Михаил Соколов: Которая вымирает, правда.

Мария Липман: Я бы не сказала, что это так. Мне кажется, что свобода выражения, в отличие от свободы прессы, как института, который обеспечивает подотчетность власти, в России очень значительная. Тут и Интернет, и печатные СМИ, и целый ряд других средств массовой информации. И Россия, как тоже сегодня звучало неоднократно на конференции, делится на Россию больших городов и на Россию остальную. И в пространстве больших городов происходит то, что один из участников сегодня назвал «индивидуальной модернизацией».

Михаил Соколов: В значительной степени «индивидуальная модернизация», о чем говорил Сэм Грин, он говорил это с негативным оттенком – люди уходят в себя, они уходят от общественной жизни, это форма внутренней миграции.

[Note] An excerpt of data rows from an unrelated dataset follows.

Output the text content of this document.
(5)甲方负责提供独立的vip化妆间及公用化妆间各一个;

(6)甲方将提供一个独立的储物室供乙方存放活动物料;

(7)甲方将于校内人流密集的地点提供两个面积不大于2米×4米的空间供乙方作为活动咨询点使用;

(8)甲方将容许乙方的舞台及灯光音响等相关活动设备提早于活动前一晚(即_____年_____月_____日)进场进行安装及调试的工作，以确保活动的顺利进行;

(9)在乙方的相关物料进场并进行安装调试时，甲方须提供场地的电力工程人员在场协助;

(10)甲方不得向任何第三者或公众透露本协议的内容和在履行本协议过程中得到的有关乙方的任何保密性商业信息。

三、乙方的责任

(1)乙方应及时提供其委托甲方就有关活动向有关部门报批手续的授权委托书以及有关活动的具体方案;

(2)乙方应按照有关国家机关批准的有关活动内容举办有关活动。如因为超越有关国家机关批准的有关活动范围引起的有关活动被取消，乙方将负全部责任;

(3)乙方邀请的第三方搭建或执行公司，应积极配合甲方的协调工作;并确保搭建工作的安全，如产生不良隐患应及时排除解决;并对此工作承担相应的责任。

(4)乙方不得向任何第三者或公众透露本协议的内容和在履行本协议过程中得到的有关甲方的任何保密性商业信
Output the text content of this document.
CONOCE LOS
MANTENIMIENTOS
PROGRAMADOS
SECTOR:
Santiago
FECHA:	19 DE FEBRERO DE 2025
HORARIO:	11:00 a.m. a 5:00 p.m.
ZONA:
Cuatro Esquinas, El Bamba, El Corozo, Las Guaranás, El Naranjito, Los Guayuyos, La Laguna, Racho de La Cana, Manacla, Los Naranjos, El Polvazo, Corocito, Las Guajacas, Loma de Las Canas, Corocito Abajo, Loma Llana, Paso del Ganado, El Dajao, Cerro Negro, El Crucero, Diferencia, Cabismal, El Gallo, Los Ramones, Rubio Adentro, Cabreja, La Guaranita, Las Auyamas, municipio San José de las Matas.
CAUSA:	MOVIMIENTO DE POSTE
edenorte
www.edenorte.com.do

Мария Липман: Я думаю, что совсем не это. Он сказал, что можно найти на пространстве России, в разных ее крупных городах людей, которые находятся на том же уровне интеллектуальном, идеологическом, которые знакомы с теориями, с литературой, с тем, что их интересует, в самых разных сферах жизни. И ни в каком смысле не уступают своим западным коллегам, которые живут в иной, гораздо более открытой политической системе. Это люди, которые себя абсолютно уютно и комфортабельно ощущают в современном глобализованном мире, в мире свободных коммуникаций, которые имеют современные навыки. Действительно, это верно. И именно эти люди в наибольшей степени склонны, по крайней мере теоретически, рассматривать возможность отъезда. И именно эти люди нередко живут, что называется, на два дома. Те из них, кто более состоятельный, размещают иной раз свои семьи или покупают недвижимость где-то за пределами нашей страны. Но, вместе с тем, мне представляется, что в профессиональной сфере в России по-прежнему есть достаточно широкие возможности, и возможности индивидуальной свободы в России по-прежнему очень широки, если мы сравним с тем временем, которое мы хорошо помним. Когда вся наша жизнь со всех сторон была обложена ограничениями в любой сфере самореализации.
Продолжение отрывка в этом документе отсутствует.